There are tidbits of history all about, that wait for us to notice them and ponder ... or perhaps ... just enjoy them for what they are ... stand-alone reminders of events that have passed and of people who have gone before.


I keep notes all the time ... scribble things of interest that I see as I travel about (which over the past few months has been all over the New England area and south to Washington, D.C. in the United States).
Credits: Image of the Lower Trenton Bridge from www.thepolisblog.org


For instance, did you know the slogan of Trenton, New Jersey was “Trenton Makes, the World Takes?” Saw that on a bridge as I was rolling south on the SEPTA train to Philadelphia. Wrote it down at the top of my calendar. I enjoyed rolling that around in my mind, thinking of all the possible positive interpretations of that (Trenton produces/has produced a lot) and negatives (we make stuff and then get left behind) or Trenton got “taken” in the greater socio-economic context of affairs. Then, of course, you go on-line and find someone else has taken an interest in it.



I think too, of the trestle bridge down in the Lake Accotink area in Springfield, Virginia, which you can't miss because it looms over you as you pedal along the Cross County bike trail through the area (I was lucky enough to get a few bike rides in before the winter of our discontent settled in), but you could be excused for blowing off the historical sign there which details out the Civil War history of the Union and Confederate armies fighting over the thing. Some people say there are ghosts that linger still.
Credits: Image from Fairfax County
History Commission
www.fairfaxcounty.gov


I love historical signs, and if you were ever to wander about with me through the world, you would notice how often I stop to read them. (Washington, DC has a ton of these naturally, and New England has a little cottage industry of them). I tend not to be in a rush most times, and I want to honor the history and the effort of people who went to the trouble to put something up. I want to catch these little tidbits as they present themselves.
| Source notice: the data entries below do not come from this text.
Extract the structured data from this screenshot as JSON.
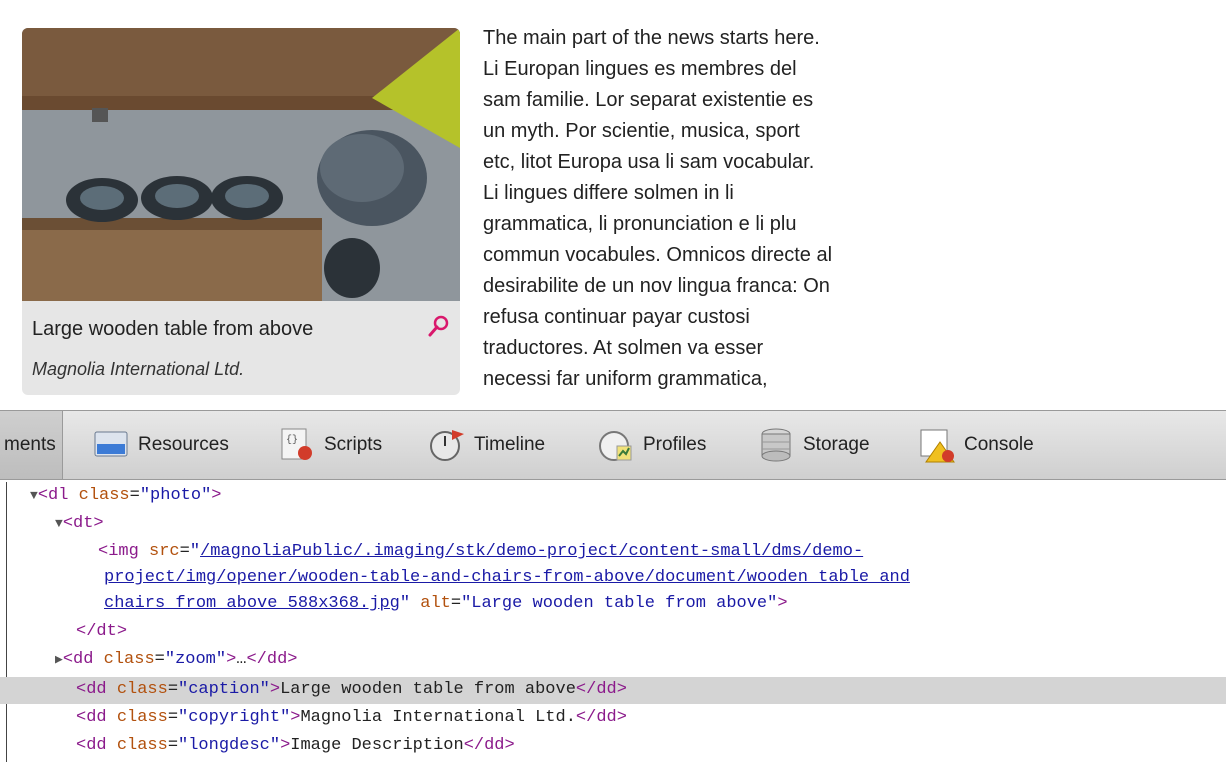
{
  "article": {
    "caption": "Large wooden table from above",
    "copyright": "Magnolia International Ltd.",
    "news_lines": [
      "The main part of the news starts here.",
      "Li Europan lingues es membres del",
      "sam familie. Lor separat existentie es",
      "un myth. Por scientie, musica, sport",
      "etc, litot Europa usa li sam vocabular.",
      "Li lingues differe solmen in li",
      "grammatica, li pronunciation e li plu",
      "commun vocabules. Omnicos directe al",
      "desirabilite de un nov lingua franca: On",
      "refusa continuar payar custosi",
      "traductores. At solmen va esser",
      "necessi far uniform grammatica,"
    ]
  },
  "devtools": {
    "tabs": [
      {
        "label": "ments",
        "icon": "elements-icon"
      },
      {
        "label": "Resources",
        "icon": "resources-icon"
      },
      {
        "label": "Scripts",
        "icon": "scripts-icon"
      },
      {
        "label": "Timeline",
        "icon": "timeline-icon"
      },
      {
        "label": "Profiles",
        "icon": "profiles-icon"
      },
      {
        "label": "Storage",
        "icon": "storage-icon"
      },
      {
        "label": "Console",
        "icon": "console-icon"
      }
    ],
    "code": {
      "dl_tag": "dl",
      "dl_class": "photo",
      "dt_tag": "dt",
      "img_src_line1": "/magnoliaPublic/.imaging/stk/demo-project/content-small/dms/demo-",
      "img_src_line2": "project/img/opener/wooden-table-and-chairs-from-above/document/wooden table and",
      "img_src_line3": "chairs from above 588x368.jpg",
      "img_alt": "Large wooden table from above",
      "zoom_class": "zoom",
      "zoom_ellipsis": "…",
      "caption_class": "caption",
      "caption_text": "Large wooden table from above",
      "copyright_class": "copyright",
      "copyright_text": "Magnolia International Ltd.",
      "longdesc_class": "longdesc",
      "longdesc_text": "Image Description"
    },
    "colors": {
      "tag": "#8b1a8b",
      "attr": "#b2510e",
      "value": "#1a1aa6",
      "highlight": "#d4d4d4"
    }
  }
}
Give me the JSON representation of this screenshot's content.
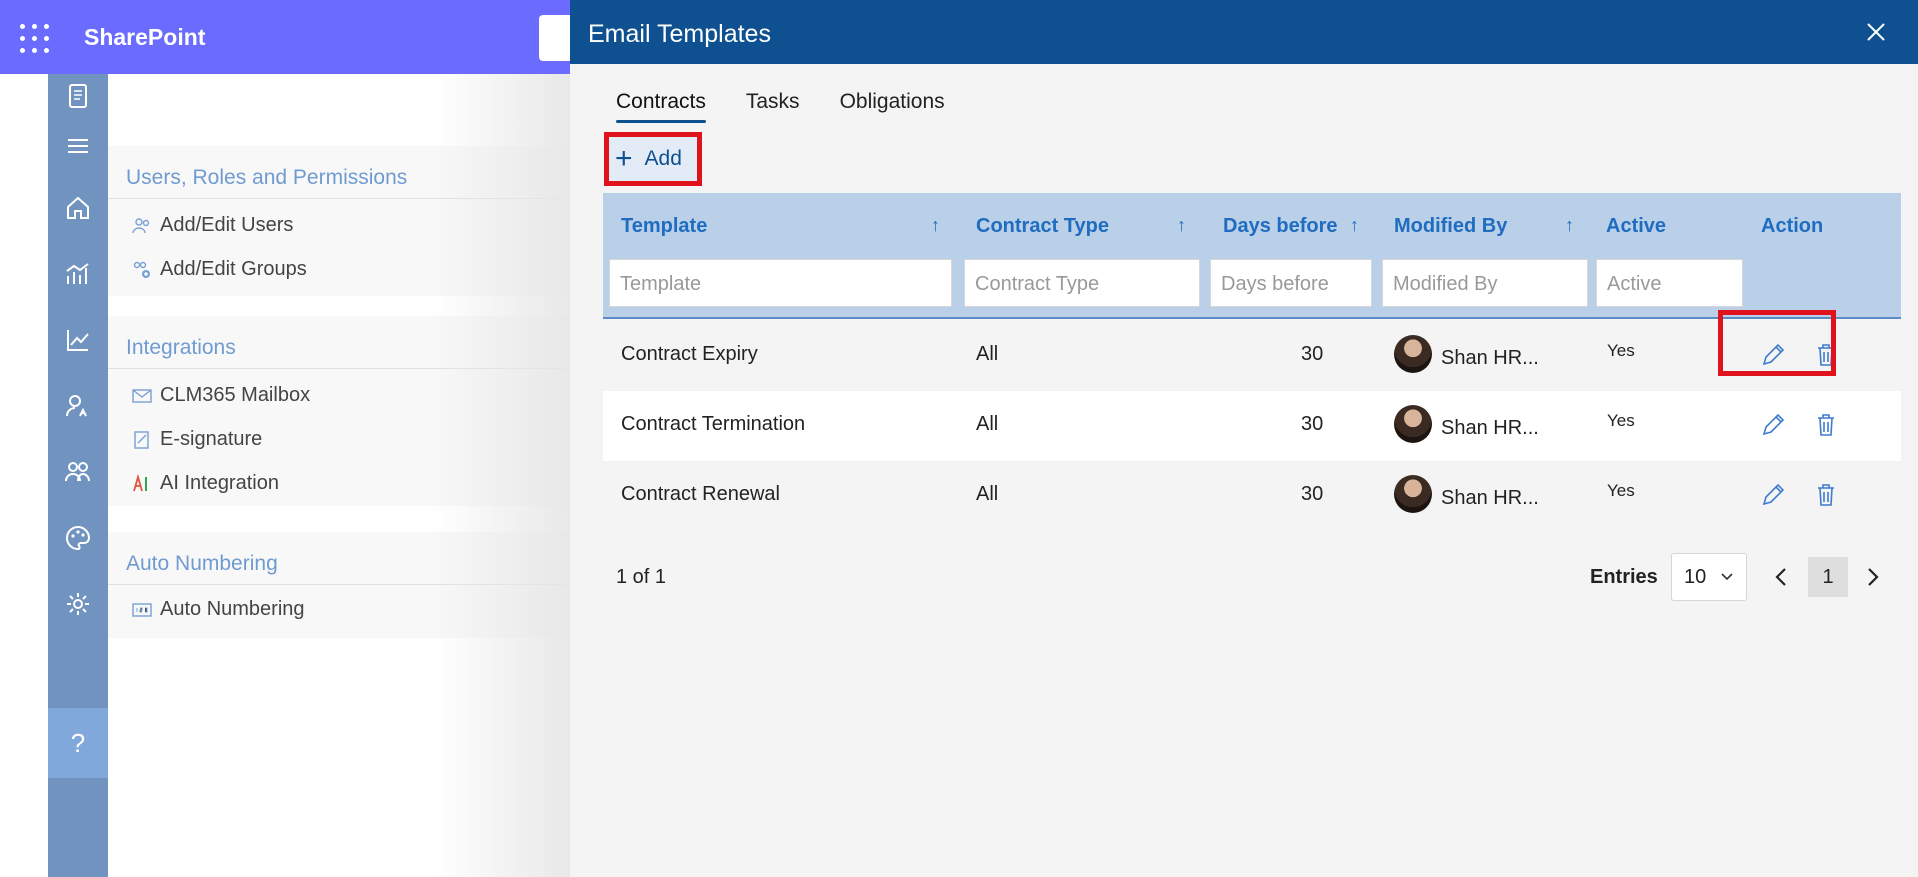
{
  "suitebar": {
    "app_name": "SharePoint"
  },
  "menu": {
    "groups": [
      {
        "title": "Users, Roles and Permissions",
        "items": [
          "Add/Edit Users",
          "Add/Edit Groups"
        ]
      },
      {
        "title": "Integrations",
        "items": [
          "CLM365 Mailbox",
          "E-signature",
          "AI Integration"
        ]
      },
      {
        "title": "Auto Numbering",
        "items": [
          "Auto Numbering"
        ]
      }
    ]
  },
  "rail": {
    "help": "?"
  },
  "panel": {
    "title": "Email Templates",
    "tabs": [
      "Contracts",
      "Tasks",
      "Obligations"
    ],
    "active_tab": "Contracts",
    "add_label": "Add",
    "columns": {
      "template": "Template",
      "contract_type": "Contract Type",
      "days_before": "Days before",
      "modified_by": "Modified By",
      "active": "Active",
      "action": "Action"
    },
    "filters": {
      "template": "Template",
      "contract_type": "Contract Type",
      "days_before": "Days before",
      "modified_by": "Modified By",
      "active": "Active"
    },
    "rows": [
      {
        "template": "Contract Expiry",
        "contract_type": "All",
        "days_before": "30",
        "modified_by": "Shan HR...",
        "active": "Yes"
      },
      {
        "template": "Contract Termination",
        "contract_type": "All",
        "days_before": "30",
        "modified_by": "Shan HR...",
        "active": "Yes"
      },
      {
        "template": "Contract Renewal",
        "contract_type": "All",
        "days_before": "30",
        "modified_by": "Shan HR...",
        "active": "Yes"
      }
    ],
    "pager": {
      "summary": "1 of 1",
      "entries_label": "Entries",
      "entries_value": "10",
      "current_page": "1"
    }
  },
  "colors": {
    "suitebar": "#6b6bff",
    "panel_header": "#0f5190",
    "rail": "#7193c0",
    "highlight": "#e0121b",
    "grid_header": "#b9d0e8"
  }
}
It's a life-style choice. People have deadlines. They're not in the mood to notice such things, or they're buried in work, or a book, or a video, and often times I can be too, but there's a world out there to notice, and I'm too conscious of these vast moments in history and of big wars and events that have shaped all that has come after.
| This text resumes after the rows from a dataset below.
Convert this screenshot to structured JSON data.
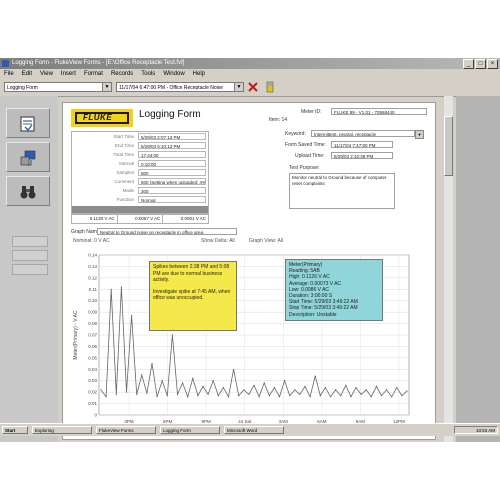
{
  "window": {
    "title": "Logging Form - FlukeView Forms - [E:\\Office Receptacle Test.fvf]",
    "menu": [
      "File",
      "Edit",
      "View",
      "Insert",
      "Format",
      "Records",
      "Tools",
      "Window",
      "Help"
    ]
  },
  "toolbar": {
    "form_selector": "Logging Form",
    "record_selector": "11/17/04 6:47:00 PM - Office Receptacle Noise"
  },
  "form": {
    "brand": "FLUKE",
    "title": "Logging Form",
    "meter_id_label": "Meter ID:",
    "meter_id_value": "FLUKE 89 - V1.01 - 70568440",
    "item_label": "Item: 14",
    "keyword_label": "Keyword:",
    "keyword_value": "Intermittent, neutral, receptacle",
    "form_saved_label": "Form Saved Time:",
    "form_saved_value": "11/17/04 7:47:00 PM",
    "upload_label": "Upload Time:",
    "upload_value": "5/29/03 2:10:39 PM",
    "test_purpose_label": "Test Purpose:",
    "test_purpose_value": "Monitor neutral to Ground because of computer reset complaints",
    "info_rows": [
      {
        "label": "Start Time",
        "value": "5/29/03 2:07:13 PM"
      },
      {
        "label": "End Time",
        "value": "5/29/03 6:10:13 PM"
      },
      {
        "label": "Total Time",
        "value": "17:44:00"
      },
      {
        "label": "Interval",
        "value": "0:10:00"
      },
      {
        "label": "Samples",
        "value": "800"
      },
      {
        "label": "Comment",
        "value": "500 (Setting when uploaded: 4%)"
      },
      {
        "label": "Mode",
        "value": "300"
      },
      {
        "label": "Function",
        "value": "Normal"
      }
    ],
    "summary_values": [
      "0.1130 V AC",
      "0.0057 V AC",
      "0.0001 V AC"
    ],
    "graph_name_label": "Graph Name:",
    "graph_name_value": "Neutral to Ground noise on receptacle in office area.",
    "graph_subheader": [
      "Nominal: 0 V AC",
      "Show Delta: All",
      "Graph View: All"
    ]
  },
  "annotations": {
    "yellow": [
      "Spikes between 2:38 PM and 5:08 PM are due to normal business activity.",
      "Investigate spike at 7:45 AM, when office was unoccupied."
    ],
    "cyan": [
      "Meter(Primary)",
      "Reading: 5AB",
      "High: 0.1126 V AC",
      "Average: 0.00073 V AC",
      "Low: 0.0086 V AC",
      "Duration: 3:00:00 S",
      "Start Time: 5/29/03 3:49:22 AM",
      "Stop Time: 5/29/03 3:49:22 AM",
      "Description: Unstable"
    ]
  },
  "chart_data": {
    "type": "line",
    "ylabel": "Meter(Primary) - V AC",
    "y_ticks": [
      "0.14",
      "0.13",
      "0.12",
      "0.11",
      "0.10",
      "0.09",
      "0.08",
      "0.07",
      "0.06",
      "0.05",
      "0.04",
      "0.03",
      "0.02",
      "0.01",
      "0"
    ],
    "ylim": [
      0,
      0.14
    ],
    "x_ticks": [
      "3PM",
      "6PM",
      "9PM",
      "24 Sat",
      "3AM",
      "6AM",
      "9AM",
      "12PM"
    ],
    "grid": true,
    "series": [
      {
        "color": "#666666",
        "x": [
          0,
          1,
          2,
          3,
          4,
          5,
          6,
          7,
          8,
          9,
          10,
          11,
          12,
          13,
          14,
          15,
          16,
          17,
          18,
          19,
          20,
          21,
          22,
          23,
          24,
          25,
          26,
          27,
          28,
          29,
          30,
          31,
          32,
          33,
          34,
          35,
          36,
          37,
          38,
          39,
          40,
          41,
          42,
          43,
          44,
          45,
          46,
          47,
          48,
          49,
          50,
          51,
          52,
          53,
          54,
          55,
          56,
          57,
          58,
          59,
          60
        ],
        "values": [
          0.022,
          0.016,
          0.11,
          0.018,
          0.112,
          0.02,
          0.087,
          0.018,
          0.035,
          0.019,
          0.045,
          0.016,
          0.03,
          0.017,
          0.07,
          0.018,
          0.028,
          0.016,
          0.032,
          0.017,
          0.025,
          0.018,
          0.03,
          0.017,
          0.024,
          0.016,
          0.04,
          0.017,
          0.022,
          0.018,
          0.026,
          0.016,
          0.028,
          0.017,
          0.024,
          0.016,
          0.03,
          0.017,
          0.022,
          0.018,
          0.025,
          0.016,
          0.034,
          0.017,
          0.024,
          0.016,
          0.022,
          0.017,
          0.026,
          0.016,
          0.024,
          0.018,
          0.022,
          0.016,
          0.025,
          0.017,
          0.022,
          0.016,
          0.024,
          0.017,
          0.021
        ]
      }
    ]
  },
  "sidebar": {
    "buttons": [
      "form-view-icon",
      "edit-data-icon",
      "binoculars-icon"
    ]
  },
  "taskbar": {
    "start_label": "Start",
    "clock": "10:53 AM",
    "tasks": [
      "Exploring",
      "FlukeView Forms",
      "Logging Form",
      "Microsoft Word"
    ]
  }
}
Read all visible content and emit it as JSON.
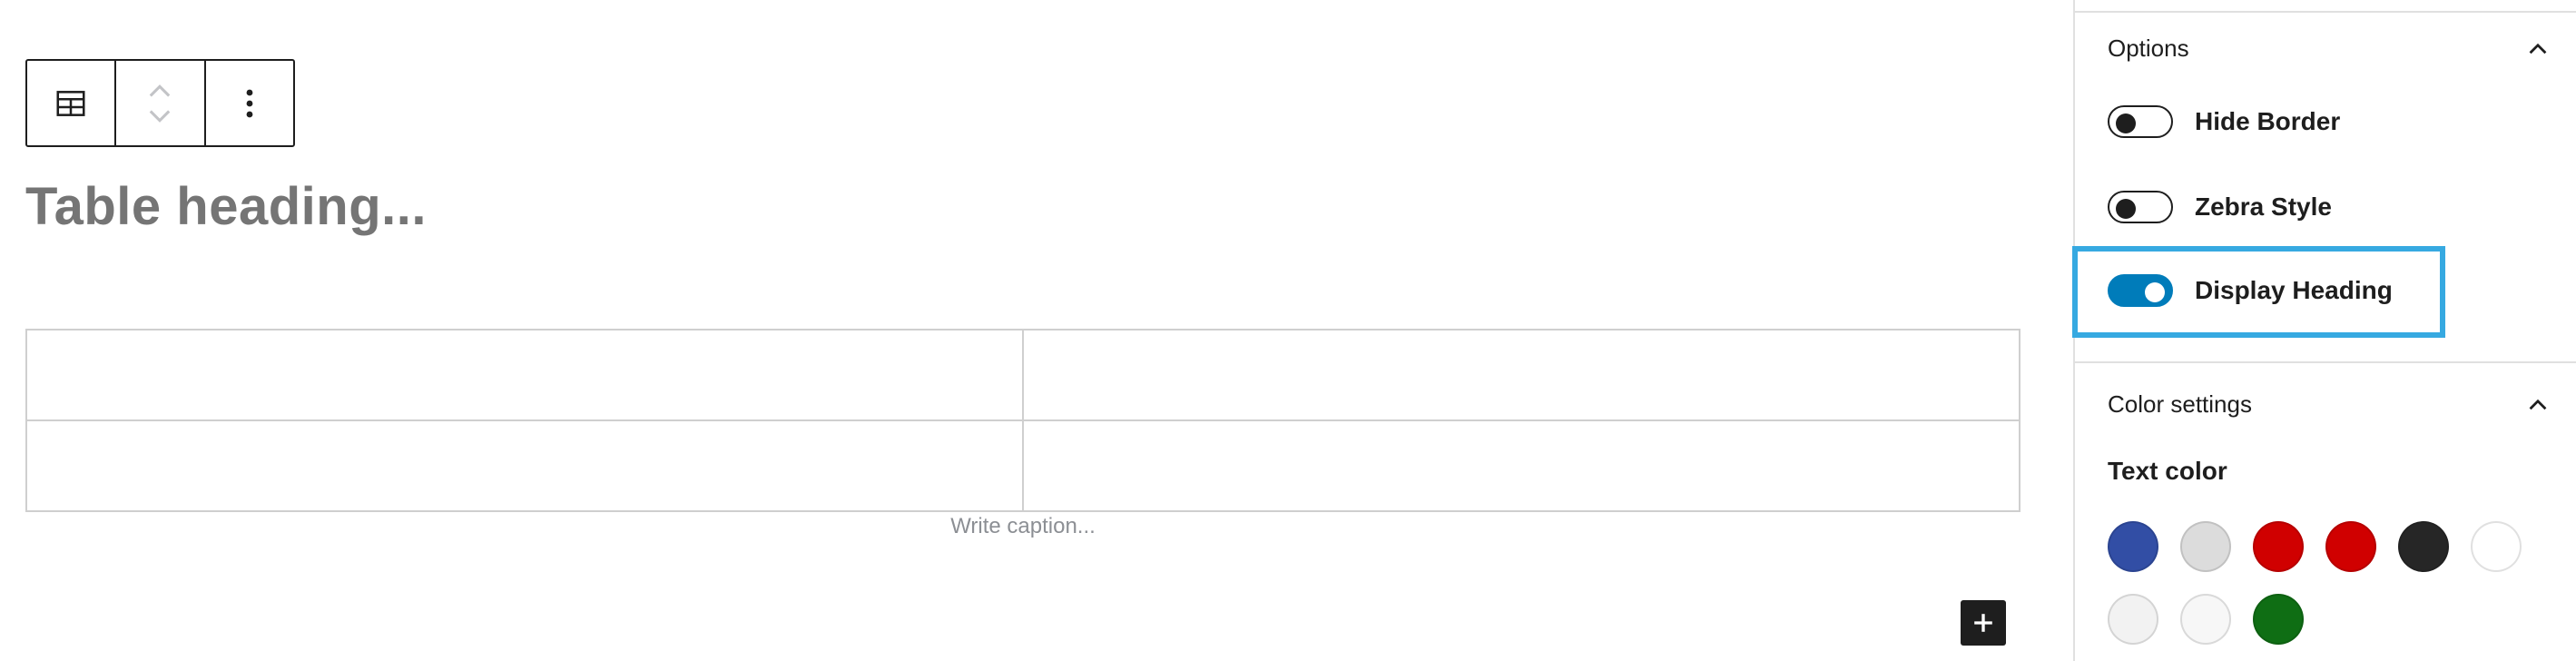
{
  "editor": {
    "toolbar": {
      "table_icon": "table-icon",
      "move_icon": "up-down-arrows-icon",
      "more_icon": "more-vertical-icon"
    },
    "heading_placeholder": "Table heading...",
    "caption_placeholder": "Write caption...",
    "add_block_icon": "plus-icon"
  },
  "sidebar": {
    "options_panel": {
      "title": "Options",
      "toggles": [
        {
          "label": "Hide Border",
          "checked": false
        },
        {
          "label": "Zebra Style",
          "checked": false
        },
        {
          "label": "Display Heading",
          "checked": true
        }
      ]
    },
    "color_panel": {
      "title": "Color settings",
      "text_color_label": "Text color",
      "swatches": [
        "#324ea5",
        "#dcdcdc",
        "#d00000",
        "#d00000",
        "#262626",
        "#ffffff",
        "#f2f2f2",
        "#f7f7f7",
        "#0f6e14"
      ]
    }
  },
  "colors": {
    "accent": "#007cba",
    "highlight": "#36a9e1"
  }
}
When I taught media studies, I always began the course with a timeline, testing students with a listing of years, and a grab-bag of media events (the introduction of TV, the telegraph, the internet, etc.), and I was always amazed at the lack of knowledge or even the ability to arrange things. You can't have TV before radio, for example, if you think about it logically, just as you can't have internet before home computers. Sadly, history is something that is not taught well in Thailand.

The following video spells out the timeline rather nicely and I would play it after the students had filled in their answers.
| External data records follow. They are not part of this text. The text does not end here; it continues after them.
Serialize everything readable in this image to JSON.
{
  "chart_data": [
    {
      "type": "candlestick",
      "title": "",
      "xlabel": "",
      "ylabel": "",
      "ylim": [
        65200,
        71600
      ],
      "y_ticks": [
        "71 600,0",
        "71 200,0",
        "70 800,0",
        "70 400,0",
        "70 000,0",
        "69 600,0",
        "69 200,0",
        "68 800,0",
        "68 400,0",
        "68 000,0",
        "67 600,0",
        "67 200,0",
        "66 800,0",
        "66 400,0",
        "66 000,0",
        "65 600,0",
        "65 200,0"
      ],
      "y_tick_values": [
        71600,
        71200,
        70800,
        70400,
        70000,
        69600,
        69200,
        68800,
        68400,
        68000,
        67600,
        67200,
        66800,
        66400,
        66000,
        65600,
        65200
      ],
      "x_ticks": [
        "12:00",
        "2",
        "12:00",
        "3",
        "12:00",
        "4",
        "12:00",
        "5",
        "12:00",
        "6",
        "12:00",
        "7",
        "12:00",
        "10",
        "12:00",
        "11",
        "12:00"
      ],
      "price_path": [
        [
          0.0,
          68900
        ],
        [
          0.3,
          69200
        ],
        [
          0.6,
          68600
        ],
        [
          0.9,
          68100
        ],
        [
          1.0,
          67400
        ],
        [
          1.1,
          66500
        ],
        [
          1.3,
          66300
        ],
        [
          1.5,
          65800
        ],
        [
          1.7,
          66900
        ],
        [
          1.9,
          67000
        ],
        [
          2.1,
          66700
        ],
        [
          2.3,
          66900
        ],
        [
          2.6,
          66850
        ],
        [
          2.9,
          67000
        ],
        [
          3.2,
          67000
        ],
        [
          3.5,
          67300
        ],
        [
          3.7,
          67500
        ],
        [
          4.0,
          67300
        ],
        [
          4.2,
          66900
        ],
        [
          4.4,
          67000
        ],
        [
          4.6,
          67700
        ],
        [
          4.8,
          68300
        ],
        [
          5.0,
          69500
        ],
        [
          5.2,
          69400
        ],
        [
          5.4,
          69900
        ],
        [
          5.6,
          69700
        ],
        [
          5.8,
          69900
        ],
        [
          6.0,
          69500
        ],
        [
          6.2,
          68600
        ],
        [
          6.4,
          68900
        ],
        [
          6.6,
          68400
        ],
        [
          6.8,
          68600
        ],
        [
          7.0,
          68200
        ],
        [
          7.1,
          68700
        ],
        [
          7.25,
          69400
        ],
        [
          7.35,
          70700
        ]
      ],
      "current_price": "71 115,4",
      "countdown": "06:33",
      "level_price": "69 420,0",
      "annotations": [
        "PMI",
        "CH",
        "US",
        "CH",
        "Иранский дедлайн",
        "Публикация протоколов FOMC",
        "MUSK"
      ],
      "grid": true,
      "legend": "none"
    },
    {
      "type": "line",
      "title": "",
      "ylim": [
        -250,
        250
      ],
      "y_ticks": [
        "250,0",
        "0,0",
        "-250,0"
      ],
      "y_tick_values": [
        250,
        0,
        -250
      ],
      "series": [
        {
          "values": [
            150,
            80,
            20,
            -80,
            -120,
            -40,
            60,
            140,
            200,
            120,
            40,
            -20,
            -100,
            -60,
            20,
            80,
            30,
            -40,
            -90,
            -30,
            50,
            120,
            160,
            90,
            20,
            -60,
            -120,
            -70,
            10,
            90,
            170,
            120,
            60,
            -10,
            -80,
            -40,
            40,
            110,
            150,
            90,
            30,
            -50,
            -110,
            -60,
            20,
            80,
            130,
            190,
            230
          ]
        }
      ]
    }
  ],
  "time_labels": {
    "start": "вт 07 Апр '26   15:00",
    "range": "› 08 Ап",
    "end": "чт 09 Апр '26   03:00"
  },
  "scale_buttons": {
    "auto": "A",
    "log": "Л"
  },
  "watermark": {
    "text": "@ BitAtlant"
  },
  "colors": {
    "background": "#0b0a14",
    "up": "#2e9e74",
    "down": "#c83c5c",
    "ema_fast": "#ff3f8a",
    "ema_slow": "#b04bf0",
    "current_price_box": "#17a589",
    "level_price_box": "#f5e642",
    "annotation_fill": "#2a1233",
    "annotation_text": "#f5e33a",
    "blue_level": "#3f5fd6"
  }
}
History is more than dates and events and famous people. One of the great books about history, I think, was written by a Pulitzer-Prize winning newspaperman, Henry Allen of the Washington Post, who assembled a series of articles he'd done into a book, What It Felt Like: Living in the American Century, cataloguing capturing in his prose the spirit of each decade in the United States - the slang, the outlook, the fears, and prevalent attitudes. Such a difficult thing, when you think about it, but he managed it beautifully.


The tidbits of history that we see as we travel about, the slogans on a Trenton bridge or a rusted historical sign, may not have the same power as that, but they do evoke something in their stolid watchfulness, allowing us, the traveler, to fill in the places and the people ... to paint the past with our own imagination.